Canada’s use of jails and the indefinite detention period has drawn criticism from the human rights wing of the United Nations, with the majority of its peers, including the U.S. and the U.K., placing limits on how long people can be detained without trial.
The most recent available figures show more than 6,500 people were held in immigration detention in 2015-16, 200 of them children.
Also, central to the effort to move away from detention will be a community monitoring program operated by charities including the Salvation Army and the John Howard Society of Canada, also set to begin in April.
Why Are Immigrants Detained?
Immigrants are detained if:
- They are deemed dangerous.
- They are a flight risk.
- They are unable to prove their identity.
The new Voice Reporting System will allow subjects to check in with the CBSA by phone, with the computer system able to authenticate their identity via voice recognition, and their location via GPS. It means officers will be able to keep track of subjects who may otherwise have been able to disappear within Canada.
At the same time, people who are not deemed a security risk will be able to move around freely while their immigration cases are being worked on.
Critics point out that even the best voice recognition technology is nowhere near 100 per cent accurate. The CBSA in its tender document asks for accuracy of 60 per cent or higher, based on a recording made before the subject is released. The agency does require the technology to include a number of measures to prevent spoofing.

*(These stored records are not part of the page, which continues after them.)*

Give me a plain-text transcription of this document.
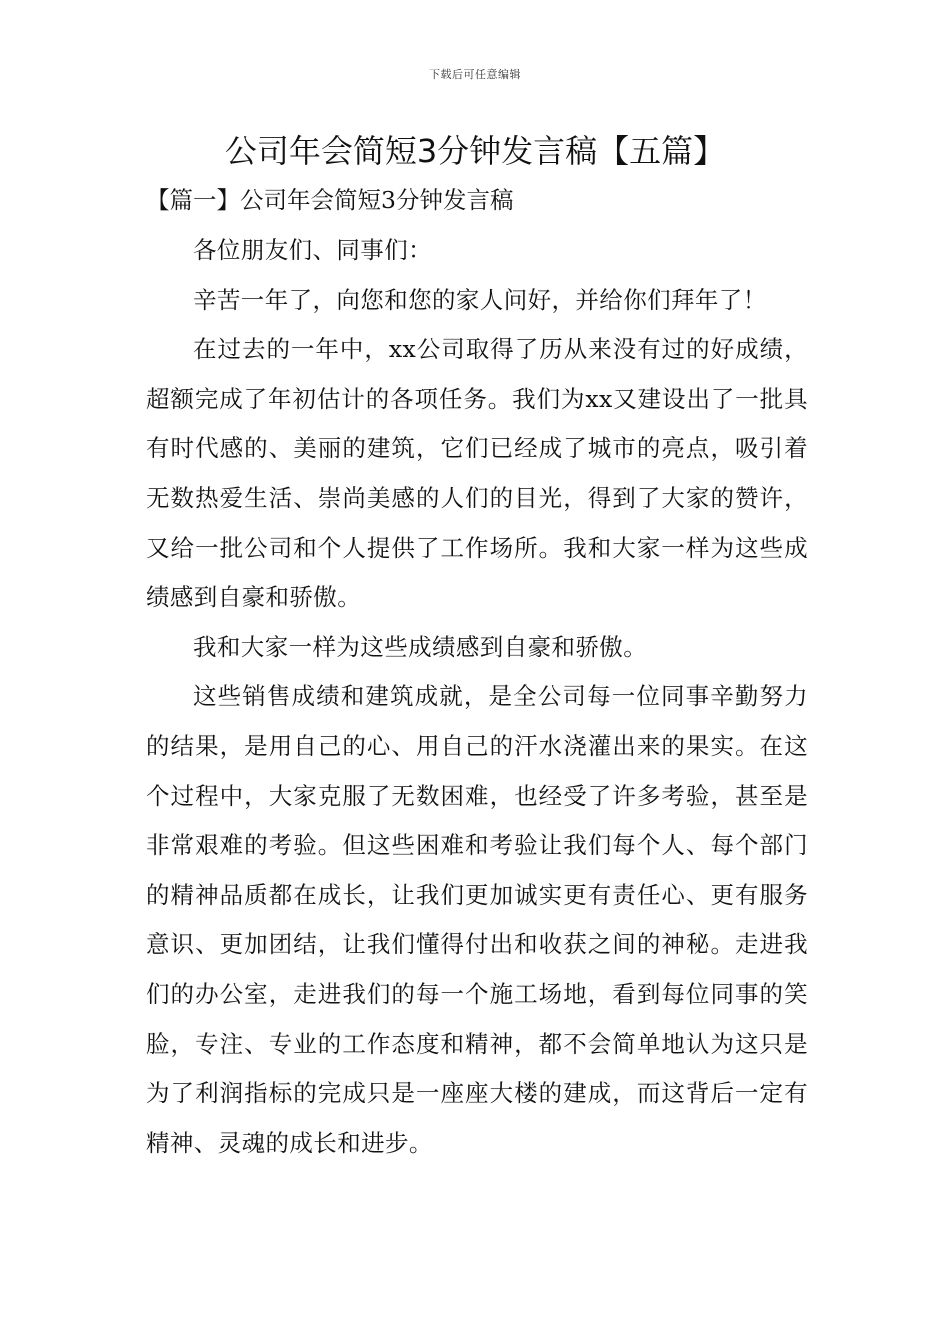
下载后可任意编辑
公司年会简短3分钟发言稿【五篇】
【篇一】公司年会简短3分钟发言稿

各位朋友们、同事们：

辛苦一年了，向您和您的家人问好，并给你们拜年了！

在过去的一年中，xx公司取得了历从来没有过的好成绩，超额完成了年初估计的各项任务。我们为xx又建设出了一批具有时代感的、美丽的建筑，它们已经成了城市的亮点，吸引着无数热爱生活、崇尚美感的人们的目光，得到了大家的赞许，又给一批公司和个人提供了工作场所。我和大家一样为这些成绩感到自豪和骄傲。

我和大家一样为这些成绩感到自豪和骄傲。

这些销售成绩和建筑成就，是全公司每一位同事辛勤努力的结果，是用自己的心、用自己的汗水浇灌出来的果实。在这个过程中，大家克服了无数困难，也经受了许多考验，甚至是非常艰难的考验。但这些困难和考验让我们每个人、每个部门的精神品质都在成长，让我们更加诚实更有责任心、更有服务意识、更加团结，让我们懂得付出和收获之间的神秘。走进我们的办公室，走进我们的每一个施工场地，看到每位同事的笑脸，专注、专业的工作态度和精神，都不会简单地认为这只是为了利润指标的完成只是一座座大楼的建成，而这背后一定有精神、灵魂的成长和进步。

Federal Government Framework
Ottawa released a framework aimed at overhauling the immigration detention system in 2017.
The CBSA’s ‘National Immigration Detention Framework’ signalled a significant change in Canada’s immigration detention policy, which it is now putting into action
Using provincial jails to hold immigration detainees is highly controversial. Support for ending the use of jails gathered pace after three deaths in 2016 and 15 in total since 2000.
Human rights groups have also raised concerns over the detention of migrant children.
More than 100 senior Ontario lawyers in 2016 signed an open letter to Yasir Naqvi, Ontario Community Safety and Correctional Services Manager, expressing concerns that detainees are having their basic human rights violated. Health professionals have also gathered together to sign a similar open letter.
Spending Plan
The federal government announced in August 2016 it would spend $138 million on improving Canada’s immigration detention system.
New, bigger holding centres in Laval and Vancouver will command most of the spending, as the government looks to reduce the number of detainees housed in provincial jails.